GLP-1s & eating disorders: a complicated relationship

Summary of GLP-1s & eating disorders: a complicated relationship

by NPR

21mMay 27, 2026

Overview of GLP-1s & eating disorders: a complicated relationship

This NPR It’s Been a Minute episode examines the complicated intersection of GLP-1 medications (like Ozempic, Wegovy, and semaglutide) and eating disorders. While these drugs can be life-changing for people with diabetes, obesity-related health issues, or binge-eating symptoms, the episode highlights how they can also be risky for people with restrictive eating disorders or those in recovery. Through reporting and expert commentary, the conversation explores how easy these drugs are to access, how they may affect food thoughts and body image, and why they’re becoming especially fraught in a culture increasingly obsessed with thinness.

Main themes and discussion points

  • GLP-1s are being used for many purposes

    • Originally designed for diabetes and blood sugar control.
    • Also showing promise for addiction and certain metabolic conditions.
    • Widely used for weight loss, which raises concerns in a culture already driven by thinness.
  • Eating disorder risk is central to the conversation

    • For people with eating disorders, appetite suppression and rapid weight loss can be dangerous.
    • GLP-1s may reduce bingeing for some users, but can also intensify restriction and trigger relapse.
    • Eating disorders are often fluid and do not fit neatly into a single diagnosis over time.
  • Access can be alarmingly easy

    • Journalist Hannah Seo described how simple it was to get semaglutide through a telehealth platform.
    • Safeguards were minimal and mostly self-reported.
    • A photo check for underweight status is not enough, since eating disorders can occur at any body size.
  • The drugs can be both helpful and harmful

    • For some, GLP-1s reduce “food noise” and give them breathing room to work on emotional and psychological issues.
    • For others, they reinforce restrictive patterns and intensify body-focused anxiety.
    • The effect seems highly individual and difficult to predict in advance.

Expert perspectives

Allegra Broft, psychiatrist and eating disorder specialist

  • Described GLP-1s as the latest version of a longstanding category of weight-control tools, akin to “diet pills,” but more potent.
  • Emphasized that food becoming “more neutral” can be a benefit for some and a loss of joy for others.
  • Warned that clinicians need to pay close attention when patients say a steep drop in appetite is “not restriction.”
  • Noted that many patients may not want to look closely at potential downsides when they feel the medication is helping.

Hannah Seo, journalist

  • Reported that GLP-1 access is often not meaningfully screened for eating-disorder history.
  • Shared the story of “Lily,” a woman with a long history of anorexia who later developed binge eating disorder and found GLP-1s both relieving and triggering.
  • Highlighted the idea that some people may use GLP-1s temporarily to create enough stability to heal their relationship with food.

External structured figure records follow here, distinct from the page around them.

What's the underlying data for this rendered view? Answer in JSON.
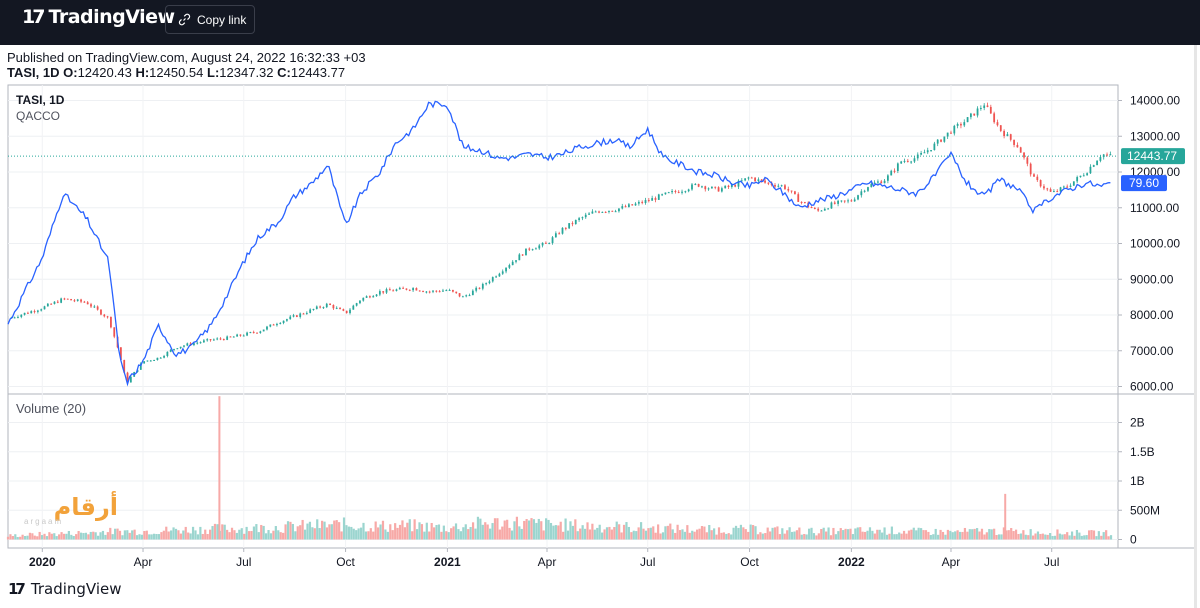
{
  "header": {
    "brand": "TradingView",
    "copy_link_label": "Copy link"
  },
  "published_text": "Published on TradingView.com, August 24, 2022 16:32:33 +03",
  "ohlc": {
    "symbol": "TASI, 1D",
    "o_label": "O:",
    "o": "12420.43",
    "h_label": "H:",
    "h": "12450.54",
    "l_label": "L:",
    "l": "12347.32",
    "c_label": "C:",
    "c": "12443.77"
  },
  "footer_brand": "TradingView",
  "watermark": {
    "text": "أرقام",
    "sub": "argaam"
  },
  "colors": {
    "up": "#26a69a",
    "down": "#ef5350",
    "compare": "#2962ff",
    "last_price": "#26a69a"
  },
  "chart_data": [
    {
      "type": "line",
      "title": "TASI, 1D",
      "compare_symbol": "QACCO",
      "x": [
        "2019-12-01",
        "2020-01-01",
        "2020-01-20",
        "2020-02-10",
        "2020-03-01",
        "2020-03-10",
        "2020-03-17",
        "2020-04-01",
        "2020-04-15",
        "2020-05-01",
        "2020-05-15",
        "2020-06-01",
        "2020-06-15",
        "2020-07-01",
        "2020-07-15",
        "2020-08-01",
        "2020-08-15",
        "2020-09-01",
        "2020-09-15",
        "2020-10-01",
        "2020-10-15",
        "2020-11-01",
        "2020-11-15",
        "2020-12-01",
        "2020-12-15",
        "2021-01-01",
        "2021-01-15",
        "2021-02-01",
        "2021-02-15",
        "2021-03-01",
        "2021-03-15",
        "2021-04-01",
        "2021-04-15",
        "2021-05-01",
        "2021-05-15",
        "2021-06-01",
        "2021-06-15",
        "2021-07-01",
        "2021-07-15",
        "2021-08-01",
        "2021-08-15",
        "2021-09-01",
        "2021-09-15",
        "2021-10-01",
        "2021-10-15",
        "2021-11-01",
        "2021-11-15",
        "2021-12-01",
        "2021-12-15",
        "2022-01-01",
        "2022-01-15",
        "2022-02-01",
        "2022-02-15",
        "2022-03-01",
        "2022-03-15",
        "2022-04-01",
        "2022-04-15",
        "2022-05-01",
        "2022-05-15",
        "2022-06-01",
        "2022-06-15",
        "2022-07-01",
        "2022-07-15",
        "2022-08-01",
        "2022-08-15",
        "2022-08-24"
      ],
      "series": [
        {
          "name": "TASI",
          "style": "candles",
          "values": [
            7900,
            8200,
            8450,
            8350,
            7900,
            7000,
            6100,
            6700,
            6800,
            7100,
            7200,
            7300,
            7350,
            7450,
            7550,
            7800,
            7950,
            8150,
            8300,
            8050,
            8450,
            8650,
            8700,
            8750,
            8650,
            8700,
            8500,
            8800,
            9150,
            9500,
            9850,
            10000,
            10400,
            10700,
            10900,
            10950,
            11050,
            11200,
            11350,
            11500,
            11650,
            11500,
            11600,
            11850,
            11700,
            11600,
            11200,
            10900,
            11100,
            11200,
            11600,
            11800,
            12300,
            12400,
            12700,
            13150,
            13450,
            13900,
            13200,
            12700,
            11800,
            11400,
            11600,
            12000,
            12500,
            12443.77
          ]
        },
        {
          "name": "QACCO",
          "style": "line",
          "values": [
            7750,
            9600,
            11400,
            10700,
            9500,
            7000,
            6100,
            6700,
            7700,
            6900,
            7100,
            7700,
            8500,
            9500,
            10200,
            10600,
            11300,
            11700,
            12200,
            10500,
            11400,
            12000,
            12800,
            13200,
            13900,
            13900,
            12700,
            12600,
            12400,
            12400,
            12500,
            12400,
            12500,
            12700,
            12800,
            12900,
            12700,
            13200,
            12400,
            12200,
            12000,
            11900,
            11700,
            11600,
            11800,
            11400,
            11000,
            11200,
            11300,
            11500,
            11700,
            11600,
            11500,
            11400,
            11800,
            12500,
            11700,
            11300,
            11800,
            11500,
            10900,
            11300,
            11500,
            11700,
            11600,
            11700
          ]
        }
      ],
      "last_price_label": "12443.77",
      "compare_last_label": "79.60",
      "ylim": [
        5700,
        14400
      ],
      "y_ticks": [
        "14000.00",
        "13000.00",
        "12000.00",
        "11000.00",
        "10000.00",
        "9000.00",
        "8000.00",
        "7000.00",
        "6000.00"
      ],
      "x_ticks": [
        "2020",
        "Apr",
        "Jul",
        "Oct",
        "2021",
        "Apr",
        "Jul",
        "Oct",
        "2022",
        "Apr",
        "Jul"
      ],
      "grid": true
    },
    {
      "type": "bar",
      "title": "Volume (20)",
      "x": [
        "2019-12",
        "2020-01",
        "2020-02",
        "2020-03",
        "2020-04",
        "2020-05",
        "2020-06",
        "2020-07",
        "2020-08",
        "2020-09",
        "2020-10",
        "2020-11",
        "2020-12",
        "2021-01",
        "2021-02",
        "2021-03",
        "2021-04",
        "2021-05",
        "2021-06",
        "2021-07",
        "2021-08",
        "2021-09",
        "2021-10",
        "2021-11",
        "2021-12",
        "2022-01",
        "2022-02",
        "2022-03",
        "2022-04",
        "2022-05",
        "2022-06",
        "2022-07",
        "2022-08"
      ],
      "values": [
        70,
        100,
        120,
        150,
        160,
        180,
        200,
        210,
        230,
        260,
        280,
        250,
        260,
        220,
        300,
        320,
        280,
        260,
        240,
        220,
        200,
        180,
        190,
        170,
        150,
        160,
        170,
        150,
        140,
        160,
        150,
        130,
        120
      ],
      "spikes": [
        {
          "x": "2020-06-09",
          "value": 2450
        },
        {
          "x": "2022-05-20",
          "value": 780
        }
      ],
      "y_ticks": [
        "2B",
        "1.5B",
        "1B",
        "500M",
        "0"
      ],
      "ylim": [
        0,
        2550
      ],
      "grid": true
    }
  ]
}
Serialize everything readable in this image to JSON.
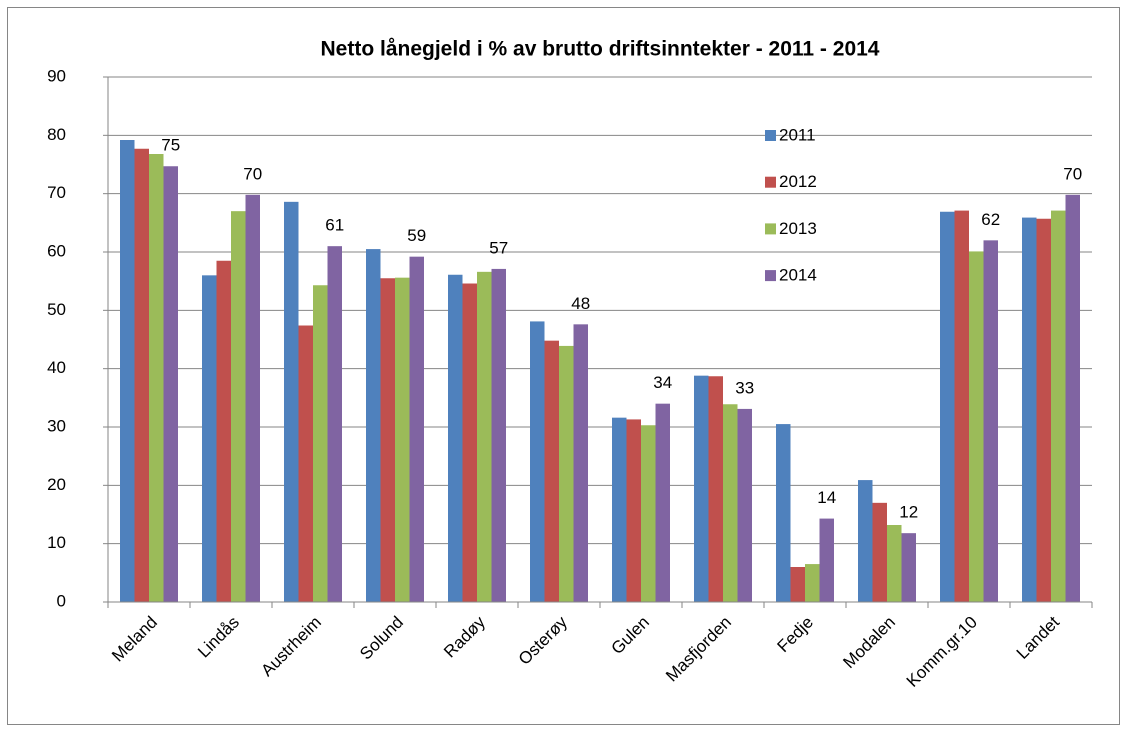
{
  "chart_data": {
    "type": "bar",
    "title": "Netto lånegjeld i % av brutto driftsinntekter  - 2011 - 2014",
    "categories": [
      "Meland",
      "Lindås",
      "Austrheim",
      "Solund",
      "Radøy",
      "Osterøy",
      "Gulen",
      "Masfjorden",
      "Fedje",
      "Modalen",
      "Komm.gr.10",
      "Landet"
    ],
    "series": [
      {
        "name": "2011",
        "color": "#4f81bd",
        "values": [
          79.2,
          56,
          68.6,
          60.5,
          56.1,
          48.1,
          31.6,
          38.8,
          30.5,
          20.9,
          66.9,
          65.9
        ]
      },
      {
        "name": "2012",
        "color": "#c0504d",
        "values": [
          77.7,
          58.5,
          47.4,
          55.5,
          54.6,
          44.8,
          31.3,
          38.7,
          6,
          17,
          67.1,
          65.7
        ]
      },
      {
        "name": "2013",
        "color": "#9bbb59",
        "values": [
          76.8,
          67,
          54.3,
          55.6,
          56.6,
          43.9,
          30.3,
          33.9,
          6.5,
          13.2,
          60.1,
          67.1
        ]
      },
      {
        "name": "2014",
        "color": "#8064a2",
        "values": [
          74.7,
          69.8,
          61,
          59.2,
          57.1,
          47.6,
          34,
          33.1,
          14.3,
          11.8,
          62,
          69.8
        ],
        "value_labels": [
          "75",
          "70",
          "61",
          "59",
          "57",
          "48",
          "34",
          "33",
          "14",
          "12",
          "62",
          "70"
        ]
      }
    ],
    "ylim": [
      0,
      90
    ],
    "yticks": [
      0,
      10,
      20,
      30,
      40,
      50,
      60,
      70,
      80,
      90
    ],
    "grid": true,
    "legend": "inside"
  }
}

Cultural and social implications

  • Thinness pressure is still pervasive

    • The episode argues that the “thin ideal” never really disappeared.
    • GLP-1s may be reinforcing the idea that people should be able to shrink if they really want to.
    • This can intensify shame and comparison for people in recovery.
  • Recovery becomes harder in a GLP-1-saturated environment

    • People recovering from eating disorders are constantly exposed to visible weight loss in others.
    • The episode compares this to recovery from alcoholism: just as someone may need time before being around alcohol, someone in eating-disorder recovery may need space before being around GLP-1 use and the body changes it creates.
  • The discussion around The Cut article showed how judgmental this topic can become

    • The hosts discuss backlash to a writer who said she cut off a friend using Wegovy while in recovery.
    • They argue that people often underestimate how consuming and destabilizing eating-disorder thoughts can be.

Key takeaways

  • GLP-1s are not inherently good or bad; their impact depends heavily on the person using them.
  • For people with eating disorders, especially restrictive disorders or mixed histories, these drugs can be risky and should be approached carefully.
  • Better screening, more open conversations, and easier access to mental health support are needed.
  • The episode suggests that the current system often makes it easier to get a GLP-1 than to get therapy.
  • Ultimately, the conversation is less about the medication alone and more about the broader culture of dieting, thinness, and how hard it is to recover in that environment.

Bottom line

The episode presents GLP-1s as a powerful but ethically and clinically complicated tool. They can reduce distress and improve health for many people, but in the context of eating disorders and diet culture, they can also worsen harmful patterns. The core message: more honesty, better screening, and more support are needed as these medications become increasingly common.